«Tres madrugadas de angustia, de gritos y sollozos, dejaron a la expedición de búsqueda sin esperanza. El cuerpo del Pecas no aparecía. Perdido para siempre en la hambrienta mar que a su padre le había dado un oficio»
Carmen y el Pecas se besaron por primera vez una noche de agosto en La Cantábrica, después de ver a la chavalería más osada de Cimavilla tirarse al agua, imitando a Greg Louganis. Con estilo, como si saltasen de un trampolín, jugándose la medalla de oro en los Juegos Olímpicos y también la vida. Sin darse cuenta, sin pensarlo. Cuando se va abandonando la adolescencia, esa creencia en la inmortalidad es fe de granito. Dura, como las rocas que fueron bautizando sin prisa. Al ritmo que marcaba agosto. En el pedreru estaban el caracol, la leona y el submarino. El Pecas solo se tiró una vez desde La Cantábrica. Tres madrugadas de angustia, de gritos y sollozos, dejaron a la expedición de búsqueda sin esperanza. El cuerpo del Pecas no aparecía. Perdido para siempre en la hambrienta mar que a su padre le había dado un oficio.
Era Carlinos el Pecas un ‘guaje’ sagaz con sonrisa de galán; contaba o se inventaba buenas historias aquel rubio vivaracho, bajito de ojos verdes. Las pecas le cruzaban, como una culebra, desde la frente a la nariz, que terminaba en punta con un lunar. Ella pasó muchos años sin acercarse por La Cantábrica. Hasta la mañana del 3 de marzo de 2008. En esa desapacible mañana de olas colosales y lluvia en la cara, acompañó a Paz Fernández Felgueroso y a Antonio Trevín en la inauguración de la escalera cero. La Cantábrica tenía placa y nombre oficial. Carmen no dejó de recordar el primer y el segundo beso con largo abrazo, y ese verano ladrón con tardes de mar cabrona. La Cantábrica, de balneario a piscina natural; besando por detrás a la iglesia de San Pedro en paseo, con escalera, farola y barandilla. La Cantábrica, vecina del Real Club Astur de Regatas, que privatizó acantilados a principios del siglo XX. Desalojando alcatraces y gaviotas sin muchos miramientos para que la ‘gente bien’ pudiese disfrutar de su regalada vida.
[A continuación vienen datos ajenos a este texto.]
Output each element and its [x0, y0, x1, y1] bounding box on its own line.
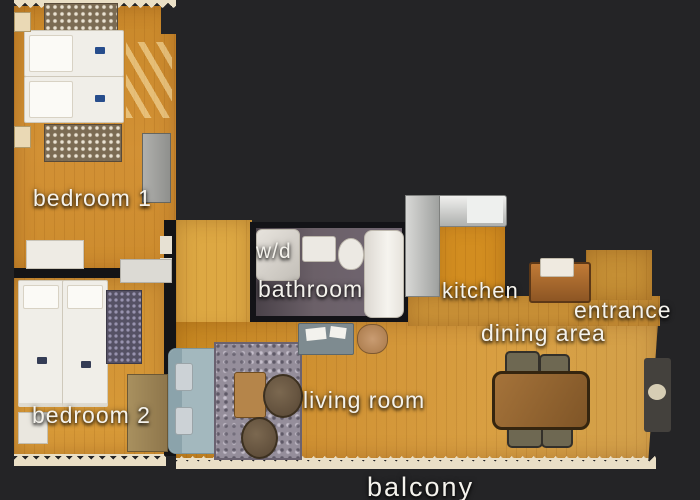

A Carmen lo de cambiar la hora en otoño le ponía de mal café. La lluvia golpeaba insistente los cristales de las ventanas, bajó las persianas y encendió la tele. Ponían una peli de Elvis en Acapulco. Los clavadistas se lanzaban al océano desde La Quebrada. Alguien tocaba el timbre, apagó el televisor. «Mamá, abre que traigo una sorpresa de la huerta». Carmen abrazó feliz a Iván y su vástago dejó rodar una calabaza gigantesca. Iván sonreía, y bajo la luz del portal se parecía a Steve McQueen. Las pecas le cruzaban, como una culebra, desde la frente a la nariz, que terminaba en punta con un lunar.